They gave us a little worksheet with a crossword, a connect the dots game, and a questionaire asking us to name who the last ten presidents were, what our name was, and so on. I got a little past halfway before one of the NASA guys started shouting for me to put my oxygen mask on. I'd apparently been staring off blindly for half a minute, not even realizing that my brain wasn't working anymore.

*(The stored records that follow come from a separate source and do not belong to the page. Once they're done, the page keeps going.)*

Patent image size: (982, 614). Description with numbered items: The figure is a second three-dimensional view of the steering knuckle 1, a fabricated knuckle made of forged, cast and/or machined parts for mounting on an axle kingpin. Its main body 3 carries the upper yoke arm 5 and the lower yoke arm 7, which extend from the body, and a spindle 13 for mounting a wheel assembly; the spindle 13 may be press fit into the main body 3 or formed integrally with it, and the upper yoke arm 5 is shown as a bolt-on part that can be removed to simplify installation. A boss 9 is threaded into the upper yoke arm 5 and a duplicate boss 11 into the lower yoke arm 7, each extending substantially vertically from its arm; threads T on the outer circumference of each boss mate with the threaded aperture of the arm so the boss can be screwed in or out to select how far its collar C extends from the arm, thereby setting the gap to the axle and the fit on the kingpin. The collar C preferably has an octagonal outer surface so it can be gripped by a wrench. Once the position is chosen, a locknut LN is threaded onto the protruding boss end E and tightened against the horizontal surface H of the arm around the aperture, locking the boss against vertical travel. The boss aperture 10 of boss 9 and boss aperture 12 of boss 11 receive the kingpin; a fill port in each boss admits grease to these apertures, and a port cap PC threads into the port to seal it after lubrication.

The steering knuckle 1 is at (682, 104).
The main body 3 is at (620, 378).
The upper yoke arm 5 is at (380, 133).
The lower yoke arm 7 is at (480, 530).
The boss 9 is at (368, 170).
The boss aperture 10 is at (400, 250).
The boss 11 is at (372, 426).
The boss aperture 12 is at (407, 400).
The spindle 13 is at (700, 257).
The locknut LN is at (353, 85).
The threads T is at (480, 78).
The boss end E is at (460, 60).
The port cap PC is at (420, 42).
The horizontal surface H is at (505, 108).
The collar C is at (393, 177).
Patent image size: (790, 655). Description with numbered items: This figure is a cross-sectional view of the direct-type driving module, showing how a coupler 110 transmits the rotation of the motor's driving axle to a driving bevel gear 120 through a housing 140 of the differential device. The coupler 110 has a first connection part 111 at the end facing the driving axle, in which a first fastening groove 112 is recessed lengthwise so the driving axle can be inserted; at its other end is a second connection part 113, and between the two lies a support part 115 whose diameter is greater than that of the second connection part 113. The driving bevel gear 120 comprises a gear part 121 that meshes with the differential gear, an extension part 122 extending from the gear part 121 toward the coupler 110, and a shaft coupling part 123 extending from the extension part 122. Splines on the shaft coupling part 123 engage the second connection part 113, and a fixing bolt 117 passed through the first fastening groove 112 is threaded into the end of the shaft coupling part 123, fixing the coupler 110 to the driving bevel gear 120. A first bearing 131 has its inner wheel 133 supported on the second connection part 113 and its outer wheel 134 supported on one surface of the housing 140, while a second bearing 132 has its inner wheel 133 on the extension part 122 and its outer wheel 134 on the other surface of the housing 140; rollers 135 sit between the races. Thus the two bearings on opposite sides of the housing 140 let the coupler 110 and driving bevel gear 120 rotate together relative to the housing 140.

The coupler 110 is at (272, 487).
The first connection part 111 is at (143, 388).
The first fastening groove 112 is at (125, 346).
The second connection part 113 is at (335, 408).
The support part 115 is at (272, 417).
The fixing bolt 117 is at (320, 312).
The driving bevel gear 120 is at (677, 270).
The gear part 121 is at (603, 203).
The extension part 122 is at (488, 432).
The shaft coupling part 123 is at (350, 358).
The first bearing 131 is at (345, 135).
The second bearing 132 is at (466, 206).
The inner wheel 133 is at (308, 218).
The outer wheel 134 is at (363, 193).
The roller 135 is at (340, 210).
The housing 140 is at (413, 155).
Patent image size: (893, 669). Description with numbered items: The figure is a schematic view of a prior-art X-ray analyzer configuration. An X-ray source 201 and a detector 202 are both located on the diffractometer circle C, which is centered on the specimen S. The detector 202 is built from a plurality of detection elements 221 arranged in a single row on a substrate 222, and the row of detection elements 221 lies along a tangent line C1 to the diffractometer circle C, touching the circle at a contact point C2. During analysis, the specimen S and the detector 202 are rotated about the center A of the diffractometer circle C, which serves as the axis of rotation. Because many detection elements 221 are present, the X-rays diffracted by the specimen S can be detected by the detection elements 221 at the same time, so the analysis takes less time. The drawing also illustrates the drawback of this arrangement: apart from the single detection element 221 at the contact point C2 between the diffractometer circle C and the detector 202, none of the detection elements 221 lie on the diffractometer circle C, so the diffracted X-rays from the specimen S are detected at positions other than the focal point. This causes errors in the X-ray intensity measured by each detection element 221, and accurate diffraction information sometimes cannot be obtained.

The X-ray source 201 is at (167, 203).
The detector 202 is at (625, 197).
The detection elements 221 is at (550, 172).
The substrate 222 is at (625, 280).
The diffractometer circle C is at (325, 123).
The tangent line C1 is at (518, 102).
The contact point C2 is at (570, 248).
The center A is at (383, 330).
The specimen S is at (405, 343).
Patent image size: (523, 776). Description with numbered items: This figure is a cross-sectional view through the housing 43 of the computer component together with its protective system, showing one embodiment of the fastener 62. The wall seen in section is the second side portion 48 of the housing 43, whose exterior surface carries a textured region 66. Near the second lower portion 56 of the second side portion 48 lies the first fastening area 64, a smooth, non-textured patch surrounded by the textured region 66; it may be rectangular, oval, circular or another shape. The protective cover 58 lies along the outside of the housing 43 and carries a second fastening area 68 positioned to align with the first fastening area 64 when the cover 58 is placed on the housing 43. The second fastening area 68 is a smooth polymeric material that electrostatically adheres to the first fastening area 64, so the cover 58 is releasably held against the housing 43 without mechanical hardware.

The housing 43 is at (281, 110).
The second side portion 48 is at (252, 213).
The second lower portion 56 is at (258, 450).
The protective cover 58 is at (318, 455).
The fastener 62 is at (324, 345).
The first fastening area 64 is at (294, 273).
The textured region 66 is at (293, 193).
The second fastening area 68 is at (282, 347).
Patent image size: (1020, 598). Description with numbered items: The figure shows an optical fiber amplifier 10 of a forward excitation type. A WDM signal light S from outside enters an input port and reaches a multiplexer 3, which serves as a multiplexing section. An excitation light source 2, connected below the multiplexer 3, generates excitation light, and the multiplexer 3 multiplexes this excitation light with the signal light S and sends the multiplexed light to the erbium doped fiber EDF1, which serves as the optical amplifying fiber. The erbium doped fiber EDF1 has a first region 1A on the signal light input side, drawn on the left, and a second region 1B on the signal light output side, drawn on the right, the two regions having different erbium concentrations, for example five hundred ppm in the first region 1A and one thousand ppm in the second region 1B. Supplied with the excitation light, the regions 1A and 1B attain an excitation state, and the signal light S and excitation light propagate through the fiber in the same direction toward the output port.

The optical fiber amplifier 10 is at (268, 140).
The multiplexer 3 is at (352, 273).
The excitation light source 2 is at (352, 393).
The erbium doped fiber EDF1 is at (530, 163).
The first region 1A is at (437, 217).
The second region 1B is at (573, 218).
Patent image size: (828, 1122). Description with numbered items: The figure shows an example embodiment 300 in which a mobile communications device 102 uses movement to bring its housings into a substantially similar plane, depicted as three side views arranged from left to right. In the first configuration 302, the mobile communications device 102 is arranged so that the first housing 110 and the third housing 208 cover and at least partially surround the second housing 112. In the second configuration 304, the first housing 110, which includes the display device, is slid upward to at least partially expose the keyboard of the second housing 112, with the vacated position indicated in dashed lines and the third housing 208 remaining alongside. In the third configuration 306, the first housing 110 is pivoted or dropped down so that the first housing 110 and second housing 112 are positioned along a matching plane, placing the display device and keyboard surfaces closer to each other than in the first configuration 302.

I can also tell you a lot about freefall and motion sickness, if you want. Don't look quickly from left to right while in free fall. It won't end well.
 

RangerWickett said:
Pkitty, I've had experience with altitude-caused hypoxia.<snip>

They gave us a little worksheet with a crossword, a connect the dots game, and a questionaire asking us to name who the last ten presidents were, what our name was, and so on. I got a little past halfway before one of the NASA guys started shouting for me to put my oxygen mask on. I'd apparently been staring off blindly for half a minute, not even realizing that my brain wasn't working anymore.
The funniest part of that is to look afterwards at what you wrote during the little 'test'. The time I did the decomp chamber I thought I was doing well until I reviewed the test afterwards, and noted where I was supposed to answer questions I had just scribbled and wrote randomly occurring thoughts in different directions on the page, then apparantly just figured I was done, folded up the paper, and sat there smiling off into space.

It was the James-Bond-ish G-Force simulator, however, that truly convinced me that when I grew up I would never, never, ever make it as a jet pilot, much less an astronaut.